Hyperoxaemia in acute trauma is common and associated with a longer hospital stay: a multicentre retrospective cohort study

This retrospective cohort study was performed in two level one trauma centers in Switzerland; Inselspital, University Hospital of Bern and Hospital of Canton St. Gallen (KSSG). The study protocol was approved by the local cantonal ethics committee of the Canton of St. Gallen (approval EKOS 23/178, project number 2023-01801). This report follows the applicable STROBE guidelines [16].

Anonymized patient data from the electronic health records in both hospitals were screened for all patients that presented to Inselspital Bern or KSSG for acute trauma care between 01.01.2017 and 31.12.2022. Screening included coding of free text data through standard trauma scoring systems such as Injury Severity Index (ISS) [17, 18] and abbreviated injury scale (AIS) [19]. Inclusion criteria were primary admission with trauma and ISS ≥ 16, age ≥ 16 years old, and arterial blood gas analysis (aBGA) performed within 3 h after admission. Exclusion criteria was missing PaO2 (arterial partial pressure of oxygen) value in the initial aBGA and missing information on prehospital airway status (intubated or not). Severe trauma to a specific body region was defined as having a maximum AIS of three or higher for that region.. Demographic data, pre-hospital and clinical data as well as details on injury were collected.

Based on the first available result of PaO2 within the first 3 h after admission, patients were divided into four groups [20]:

Group 1 hypoxaemia: all patients with PaO2 < 10.7 kPa (80 mmHg)

Group 2 normoxaemia: all patients with PaO2 between 10.7 and 16.0 kPa (80–120 mmHg)

Group 3 mild hyperoxaemia all patients with PaO2 above 16.0 to 40 kPa (120–300 mmHg)

Group 4 severe hyperoxaemia: all patients with PaO2 above 40 kPa (300 mmHg)

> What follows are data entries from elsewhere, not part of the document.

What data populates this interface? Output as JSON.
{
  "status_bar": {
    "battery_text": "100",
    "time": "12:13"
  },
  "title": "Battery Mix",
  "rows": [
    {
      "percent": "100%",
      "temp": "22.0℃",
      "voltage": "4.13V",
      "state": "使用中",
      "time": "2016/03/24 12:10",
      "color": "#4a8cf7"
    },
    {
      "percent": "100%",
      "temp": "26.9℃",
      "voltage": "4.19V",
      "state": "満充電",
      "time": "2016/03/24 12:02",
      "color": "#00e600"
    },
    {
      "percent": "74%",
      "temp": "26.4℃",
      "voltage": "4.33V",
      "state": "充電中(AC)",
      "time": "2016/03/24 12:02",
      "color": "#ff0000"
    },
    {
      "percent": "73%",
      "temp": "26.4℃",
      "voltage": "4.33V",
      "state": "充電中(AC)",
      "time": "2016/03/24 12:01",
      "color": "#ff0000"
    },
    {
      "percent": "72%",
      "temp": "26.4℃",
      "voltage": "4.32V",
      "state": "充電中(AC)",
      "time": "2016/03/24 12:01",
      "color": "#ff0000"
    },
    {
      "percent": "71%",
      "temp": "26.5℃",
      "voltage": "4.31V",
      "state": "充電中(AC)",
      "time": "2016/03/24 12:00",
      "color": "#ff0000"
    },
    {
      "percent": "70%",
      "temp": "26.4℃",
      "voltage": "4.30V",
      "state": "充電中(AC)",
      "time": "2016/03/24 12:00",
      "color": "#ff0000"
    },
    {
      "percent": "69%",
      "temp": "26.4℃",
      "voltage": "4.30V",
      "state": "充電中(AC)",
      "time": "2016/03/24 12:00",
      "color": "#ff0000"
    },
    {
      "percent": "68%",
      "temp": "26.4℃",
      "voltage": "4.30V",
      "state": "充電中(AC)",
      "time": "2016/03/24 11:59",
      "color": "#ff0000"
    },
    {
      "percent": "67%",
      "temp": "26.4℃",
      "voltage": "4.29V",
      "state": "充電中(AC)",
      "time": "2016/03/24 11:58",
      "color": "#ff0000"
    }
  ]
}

Normoxaemic patients (group 2) served as reference group. Demographic data, pre-hospital and clinical data and injury scores were calculated and compared for all four groups.

Statistics

As primary outcome, 28-day mortality was assessed and compared across groups, with group 2 (normoxaemia) as reference. For secondary outcomes, length of ICU stay (LOS-ICU) and length of hospital stay (LOS) were calculated and compared between groups. A predefined set of complications (stroke, myocardial infarction, pulmonary embolism, deep vein thrombosis, pressure ulcer, renal insufficiency, abdominal distension, wound infection, pneumonia, urinary tract infection, sepsis, compartment syndrome (extremity), abdominal compartment syndrome, acute lung injury (ALI) / acute respiratory distress syndrome (ARDS), cardiac arrest, multiorgan failure) were reported.

Data were analyzed with STATA 18.1 (StataCorp, College Station, TX, USA). For primary and secondary endpoints, odds ratios (OR) were calculated in addition to 95% confidence intervals for all point estimates. Depending on normality testing (Shapiro Wilk) median (interquartile range (IQR)) respectively mean (standard deviation (SD)) are shown for continuous variables, p-values obtained by Kruskal–Wallis test (for more than two groups) or Wilcoxon rank sum test (for two groups). Categorical variables are shown with number (%) in each category, p-values obtained by Chi-squared test. No p-value adjustment was performed.

Baseline data was used to derive a multivariable logistic (linear) regression model for the association between the four oxygen groups and the primary (secondary) endpoint as follows:

If binary variables were based on present continuous variables (such as hypotension on systolic blood pressure), the continuous parameter was used only to derive to the final model to avoid collinearity. Furthermore, oxygen saturation and GCS were not included in the multivariable model based on collinearity testing with oxygen group respectively AIS head (Variance Inflation Factor of > 2.5). Missing values were imputed and a stepwise backward regression analysis with a p-value of 0.05 was used to get to the final model. Oxygen group was forced in the final model. Logistic regression associations were presented as adjusted OR (aOR), linear regression associations with the coefficient accompanied with a 95% confidence interval (CI). Last, to explore non-linear associations of PaO2 and 28-day mortality, a fractional polynomial regression was used in one dimension with different powers (− 2, − 1, − 0.5, 0 = ln, 0.5 1, 2, 3) adjusted for the same co-variables as the final model. The proposed model was visualized with an adjusted predicted probability plot.

With a total of an expected 1200 trauma patients (around 200 patients per year), with 300 patients in each of the four oxygen groups, we would have been able to detect a clinical meaningful difference of 7% in 28-day mortality between normoxaemia (14%) and severe hyperoxaemia (21%).